Convergence in $L^p$ of $f_n$ implies convergence in $L^1$ of $|f_n|^p$ and $f_n^p$

If $a,b\in \mathbb{R}$ and $p\ge1$, then it follows from the mean value theorem that $$ |a^p-b^p|\le p\max(|a|,|b|)^{p-1}|a-b|\le p(|a|+|b|)^{p-1}|a-b|. $$ Let $q$ be the conjugate exponent of $p$. Then $$ \int\bigl|\,|f_n|^p-|f|^p\,\bigr|\le p\int\bigl(|f_n|+|f|\bigr)^{p-1}|f_n-f|\le p\Bigl(\int\bigl(|f_n|+|f|\bigr)^{(p-1)q}\Bigr)^{1/q}\Bigl(\int|f_n-f|^{p}\Bigr)^{1/p}, $$ that is $$ \||f_n|^p-|f|^p\|_1\le p(\||f_n|+|f|\|_p)^{p/q}\|f_n-f\|_p\le p(\|f_n\|_p+\|f\|_p)^{p/q}\|f_n-f\|_p, $$ proving that $|f_n|^p\to|f|^p$ in $L^1$.

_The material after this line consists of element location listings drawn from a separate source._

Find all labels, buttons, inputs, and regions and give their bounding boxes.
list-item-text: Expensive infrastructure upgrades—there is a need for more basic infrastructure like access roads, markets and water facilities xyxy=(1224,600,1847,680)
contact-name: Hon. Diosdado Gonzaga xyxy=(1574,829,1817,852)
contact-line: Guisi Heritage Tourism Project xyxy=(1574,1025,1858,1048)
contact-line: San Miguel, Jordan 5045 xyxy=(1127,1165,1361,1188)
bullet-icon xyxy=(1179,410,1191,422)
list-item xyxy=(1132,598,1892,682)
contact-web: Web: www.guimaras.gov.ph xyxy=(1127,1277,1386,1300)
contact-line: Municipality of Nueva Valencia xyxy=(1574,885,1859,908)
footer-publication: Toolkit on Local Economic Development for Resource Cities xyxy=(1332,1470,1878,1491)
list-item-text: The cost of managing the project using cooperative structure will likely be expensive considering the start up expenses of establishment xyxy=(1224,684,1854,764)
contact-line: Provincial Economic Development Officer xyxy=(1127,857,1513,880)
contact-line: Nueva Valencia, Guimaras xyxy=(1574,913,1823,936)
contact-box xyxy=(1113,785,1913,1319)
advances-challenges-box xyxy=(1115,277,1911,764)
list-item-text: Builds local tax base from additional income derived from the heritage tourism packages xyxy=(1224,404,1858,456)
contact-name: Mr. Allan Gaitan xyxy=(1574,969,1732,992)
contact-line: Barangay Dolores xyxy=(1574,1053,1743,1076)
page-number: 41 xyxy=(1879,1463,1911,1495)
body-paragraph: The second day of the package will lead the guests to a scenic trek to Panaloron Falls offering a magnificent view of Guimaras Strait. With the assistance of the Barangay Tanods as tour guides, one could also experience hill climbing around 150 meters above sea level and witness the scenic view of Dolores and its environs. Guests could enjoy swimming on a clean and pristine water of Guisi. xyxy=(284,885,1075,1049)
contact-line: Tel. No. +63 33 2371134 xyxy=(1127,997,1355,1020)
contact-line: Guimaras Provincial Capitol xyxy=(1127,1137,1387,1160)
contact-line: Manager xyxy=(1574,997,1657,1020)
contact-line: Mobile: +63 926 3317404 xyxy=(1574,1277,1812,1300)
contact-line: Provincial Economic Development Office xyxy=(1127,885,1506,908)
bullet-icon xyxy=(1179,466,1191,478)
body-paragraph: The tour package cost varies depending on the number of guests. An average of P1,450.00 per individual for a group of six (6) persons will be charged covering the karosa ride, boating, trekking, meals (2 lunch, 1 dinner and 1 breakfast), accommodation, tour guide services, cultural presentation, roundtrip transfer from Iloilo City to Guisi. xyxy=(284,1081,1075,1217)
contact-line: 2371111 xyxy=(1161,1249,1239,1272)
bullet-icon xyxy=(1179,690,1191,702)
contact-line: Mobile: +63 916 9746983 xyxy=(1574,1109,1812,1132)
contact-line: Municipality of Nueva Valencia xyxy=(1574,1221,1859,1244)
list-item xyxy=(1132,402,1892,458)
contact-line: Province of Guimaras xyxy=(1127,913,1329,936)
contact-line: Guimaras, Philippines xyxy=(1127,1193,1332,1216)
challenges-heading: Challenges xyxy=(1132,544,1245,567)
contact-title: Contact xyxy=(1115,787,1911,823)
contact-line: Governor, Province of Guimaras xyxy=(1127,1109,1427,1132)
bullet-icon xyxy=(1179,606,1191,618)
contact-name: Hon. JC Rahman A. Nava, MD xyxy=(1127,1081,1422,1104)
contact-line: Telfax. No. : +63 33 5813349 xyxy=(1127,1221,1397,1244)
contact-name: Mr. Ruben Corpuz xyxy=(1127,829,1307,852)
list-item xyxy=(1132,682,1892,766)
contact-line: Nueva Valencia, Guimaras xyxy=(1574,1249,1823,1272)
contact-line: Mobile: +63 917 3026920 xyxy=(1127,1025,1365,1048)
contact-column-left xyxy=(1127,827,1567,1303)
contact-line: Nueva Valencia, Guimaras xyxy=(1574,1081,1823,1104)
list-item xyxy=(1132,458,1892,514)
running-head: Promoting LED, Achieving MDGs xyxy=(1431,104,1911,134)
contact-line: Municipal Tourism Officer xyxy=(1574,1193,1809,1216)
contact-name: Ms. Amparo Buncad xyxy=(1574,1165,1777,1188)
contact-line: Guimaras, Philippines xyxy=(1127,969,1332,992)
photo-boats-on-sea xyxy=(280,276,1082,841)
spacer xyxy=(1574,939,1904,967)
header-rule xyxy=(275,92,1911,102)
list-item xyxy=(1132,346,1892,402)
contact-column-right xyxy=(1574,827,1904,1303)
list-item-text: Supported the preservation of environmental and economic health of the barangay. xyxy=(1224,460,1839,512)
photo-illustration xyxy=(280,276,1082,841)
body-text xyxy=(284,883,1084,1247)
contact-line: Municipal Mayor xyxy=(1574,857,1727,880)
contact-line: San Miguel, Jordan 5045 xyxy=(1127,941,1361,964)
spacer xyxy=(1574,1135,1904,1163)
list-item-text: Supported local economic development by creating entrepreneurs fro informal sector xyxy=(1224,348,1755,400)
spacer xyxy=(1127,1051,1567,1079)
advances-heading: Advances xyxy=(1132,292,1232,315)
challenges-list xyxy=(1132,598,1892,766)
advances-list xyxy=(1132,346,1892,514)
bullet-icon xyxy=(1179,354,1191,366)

Observe that we have proved that the operators $T_1, T_2\colon L^p\to L^1$ defined by $T_1(f)=|f|^p$ and $T_2(f)=f^p$( when $T_2$ makes sense) are locally Lipschitz.

If we assume that the result is not true, we would be able to find a subsequence $\{f_{n_k}\}$ and a $\delta>0$ such that $\lVert |f_{n_k}|^p-|f|^p\rVert_{L^1}\geq \delta_0$. Taking if necessary a further subsequence, we can assume that $f_{n_k}$ converges to $f$ almost everywhere. We denote $g_k:=|f_{n_k}|^p$, and let $h_k:=|g_k|+|f|^p-|g_k-|f|^p|$. Then almost everywhere, $h_k$ converges to $2|f|^p$, and since $h_k\geq 0$, by Fatou lemma: $$2\lVert f\rVert_{L^p}^p\leq \liminf_{k\to +\infty}\int (|g_k|-|g_k-|f|^p|)+\int|f|^p$$ and since $\int g_k\to \int |f|^p$ we have that $\limsup_{k\to \infty}\int |g_k-|f||^p=\limsup_{k\to \infty}\int ||f_{n_{k}}|^p-|f|^p|=0$. I followed a method similar to here.

For $f_n^p$ just choose $g_k =f_{n_k}^p$.